A former ABC News consultant fired last year because he couldn't authenticate academic credentials is at the center of a new dispute over apparently faked interviews with Barack Obama, Nancy Pelosi, Bill Gates and others.
Politique Internationale editor and political scientist Patrick Wajsman founded the magazine nearly 30 years ago. He called Debat "a grand liar" and said he had hired a lawyer to pursue "all possible measures" against him.
"We are the first victims. I am falling from the moon," he told The AP. "We were betrayed."
He noted that Debat worked for the journal for four years, starting after he was already working for ABC and the Nixon Center. "How could we possibly doubt someone who worked for ABC, who worked for the Nixon Center? How could we possibly doubt someone from several thousand kilometers away?" he asked.
Maybe it's just me but I am thinking that if I had a reporter working for me who was just fired for making stuff up I might "possibly doubt" them.
The New York Times has more:
ABC News said yesterday that it would begin a second investigation into more than five years of news reports that relied on information from a consultant, Alexis Debat, who has been revealed to be the author of faked interviews.
ABC fired Mr. Debat in June after discovering that his claims of having earned a doctorate from the Sorbonne were false. The network then investigated the reports Mr. Debat had participated in and found “they absolutely checked out,” Mr. Ross said.
I wonder if they mean the same way the Scott Thomas Beauchamp reports checked out for "The New Republic"
But wait there's more:
Since his departure from ABC News in June, Mr. Debat has continued to work as a senior fellow for national security and terrorism at the Nixon Center in Washington. He was quoted as a knowledgeable source in an article in The Times of London this month, saying that American military forces were planning attacks that would demolish “the entire Iranian military.” He has also been quoted by many newspapers and news services.
So a major portion of the case that the Bush administration is getting ready to attack Iran is a known liar? Great!
I don't know what drives these people to do this stuff. Is it a desire for attention? I have trouble believing it is part of some Meta-Narrative but it does always seem to workout that way. Is that because the reporters who engage in this behavior are true believers or because they know that by playing into the editors biases they are more likeley to get published. Either way it's disturbing.

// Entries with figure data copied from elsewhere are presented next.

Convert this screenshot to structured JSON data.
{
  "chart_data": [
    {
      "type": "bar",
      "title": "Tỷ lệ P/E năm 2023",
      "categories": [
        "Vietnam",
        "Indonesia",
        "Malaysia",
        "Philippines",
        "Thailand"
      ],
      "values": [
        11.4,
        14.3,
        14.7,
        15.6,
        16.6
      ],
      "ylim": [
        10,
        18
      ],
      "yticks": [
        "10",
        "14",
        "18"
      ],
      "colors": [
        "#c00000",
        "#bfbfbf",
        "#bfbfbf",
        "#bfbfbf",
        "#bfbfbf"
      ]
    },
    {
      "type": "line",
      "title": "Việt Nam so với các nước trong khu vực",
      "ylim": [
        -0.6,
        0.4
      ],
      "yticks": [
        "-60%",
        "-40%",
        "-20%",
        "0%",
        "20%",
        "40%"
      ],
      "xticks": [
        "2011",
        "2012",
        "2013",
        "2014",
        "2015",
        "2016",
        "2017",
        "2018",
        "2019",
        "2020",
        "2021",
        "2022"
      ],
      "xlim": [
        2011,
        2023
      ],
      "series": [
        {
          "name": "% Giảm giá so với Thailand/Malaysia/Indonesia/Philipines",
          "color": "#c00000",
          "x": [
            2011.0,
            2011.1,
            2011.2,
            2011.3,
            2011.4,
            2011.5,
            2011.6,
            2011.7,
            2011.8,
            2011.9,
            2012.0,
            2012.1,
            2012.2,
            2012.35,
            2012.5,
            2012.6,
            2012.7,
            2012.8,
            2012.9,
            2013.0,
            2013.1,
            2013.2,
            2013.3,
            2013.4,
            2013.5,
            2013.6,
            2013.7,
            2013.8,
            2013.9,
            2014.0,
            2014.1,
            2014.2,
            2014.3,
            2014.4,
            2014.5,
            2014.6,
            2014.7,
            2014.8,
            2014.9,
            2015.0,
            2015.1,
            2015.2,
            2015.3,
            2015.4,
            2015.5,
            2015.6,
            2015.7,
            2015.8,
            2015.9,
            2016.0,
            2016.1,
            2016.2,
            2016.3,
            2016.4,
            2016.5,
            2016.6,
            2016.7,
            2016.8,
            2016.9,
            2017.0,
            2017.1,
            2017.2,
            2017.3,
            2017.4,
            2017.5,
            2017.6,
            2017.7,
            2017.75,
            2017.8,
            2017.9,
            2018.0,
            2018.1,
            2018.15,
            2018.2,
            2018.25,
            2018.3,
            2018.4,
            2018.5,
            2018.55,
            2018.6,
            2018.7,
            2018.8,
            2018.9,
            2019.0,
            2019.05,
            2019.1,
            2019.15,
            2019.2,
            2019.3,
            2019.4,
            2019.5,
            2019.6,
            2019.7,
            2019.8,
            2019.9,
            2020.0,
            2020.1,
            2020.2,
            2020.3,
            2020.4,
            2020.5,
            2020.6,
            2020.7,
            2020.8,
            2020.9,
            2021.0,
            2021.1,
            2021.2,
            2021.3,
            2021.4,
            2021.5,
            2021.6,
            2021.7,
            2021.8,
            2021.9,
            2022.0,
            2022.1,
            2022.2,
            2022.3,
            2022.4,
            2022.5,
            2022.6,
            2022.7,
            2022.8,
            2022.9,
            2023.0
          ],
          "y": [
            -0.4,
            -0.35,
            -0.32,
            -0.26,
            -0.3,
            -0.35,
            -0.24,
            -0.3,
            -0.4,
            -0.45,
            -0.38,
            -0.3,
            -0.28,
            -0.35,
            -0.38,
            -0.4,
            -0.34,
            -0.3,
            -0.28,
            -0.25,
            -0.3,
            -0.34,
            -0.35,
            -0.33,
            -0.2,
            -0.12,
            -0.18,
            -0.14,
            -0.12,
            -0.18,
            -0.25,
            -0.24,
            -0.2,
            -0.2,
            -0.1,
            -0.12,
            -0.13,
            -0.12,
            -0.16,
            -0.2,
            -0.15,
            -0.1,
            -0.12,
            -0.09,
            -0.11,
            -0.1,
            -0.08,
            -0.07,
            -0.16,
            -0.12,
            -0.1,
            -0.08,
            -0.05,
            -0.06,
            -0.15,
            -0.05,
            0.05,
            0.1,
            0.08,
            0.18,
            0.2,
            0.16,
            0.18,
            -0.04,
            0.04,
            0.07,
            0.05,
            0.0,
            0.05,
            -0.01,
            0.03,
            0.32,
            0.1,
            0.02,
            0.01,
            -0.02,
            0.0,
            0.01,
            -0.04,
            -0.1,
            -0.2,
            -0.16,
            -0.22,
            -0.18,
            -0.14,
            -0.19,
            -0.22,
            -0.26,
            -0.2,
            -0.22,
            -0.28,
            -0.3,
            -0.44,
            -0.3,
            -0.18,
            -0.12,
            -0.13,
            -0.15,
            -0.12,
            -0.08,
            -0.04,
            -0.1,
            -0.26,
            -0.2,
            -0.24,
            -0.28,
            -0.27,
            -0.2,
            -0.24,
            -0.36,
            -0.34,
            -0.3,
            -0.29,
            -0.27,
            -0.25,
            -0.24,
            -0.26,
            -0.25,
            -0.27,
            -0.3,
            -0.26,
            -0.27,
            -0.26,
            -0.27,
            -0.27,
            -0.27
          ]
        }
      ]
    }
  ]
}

UpdateI should have done this first but I just checked Debat's wikipedia entry and this just gets better and better. Look at the credentials he has claimed for himself and look at the stories he has been involved in either as a source or as a reporter. It's like this guy is a one man disinformation agency.
More from Mother Jones
Interviews with journalists, think tank associates, and a former government official indicate that there were warning signs about Debat for years—even within the network itself. Two journalists familiar with Debat's work point to ABC chief investigative correspondent Brian Ross not only as the victim of Debat's alleged deceptions, but as an enabler, who has promoted sensational stories—including some that Debat brought the network—at the expense at times of rigorous journalism standards. (Ross did not return Mother Jones' phone call by press time, although an ABC executive has been in touch by phone and email.) They also say that they do not believe ABC has properly investigated Debat's reporting at all.
The two key questions to ask ABC, one source familiar with Ross' unit who asked to speak on background, are: "How is ABC investigating the information: Is it only being investigated by the Ross unit, or are outside reporters doing it? And in vetting or second-sourcing information brought to the network [by Debat], were resources outside of the Ross unit used?" Sources, and the AP reported late Thursday that ABC was sending long time Ross producer Rhonda Schwartz to Pakistan to investigate some of Debat's stories.
Overall, the picture of Debat that emerges from these interviews is of a smart, ambitious and cunning operator who would claim to be getting text messages from Middle Eastern intelligence operatives while at meetings with Ross and others at ABC, with tips that seemed too good to be true (which some colleagues believe were bogus), yet were used as "exclusives."
Sources provided multiple examples of stories that Ross—often with Debat's contributions—reported, only to be forced to run a correction the next day. For instance, one source noted, on September 5 last year, Ross reported that a Pakistani general had said that Pakistan would leave Osama bin Laden alone as long as he didn't cause any trouble. The Pakistani government angrily denied it, and the next day the ABC investigative unit's blog, the Blotter ran a correction.
Another ABC news story largely sourced to Debat – claiming that the U.S. government was advising and encouraging an Iranian Baluchi separatist group Jundullah which was carrying out attacks against the Iranian regime – was followed by an ABC report the next day carrying a "sharply-worded" denunciation from the Pakistani government.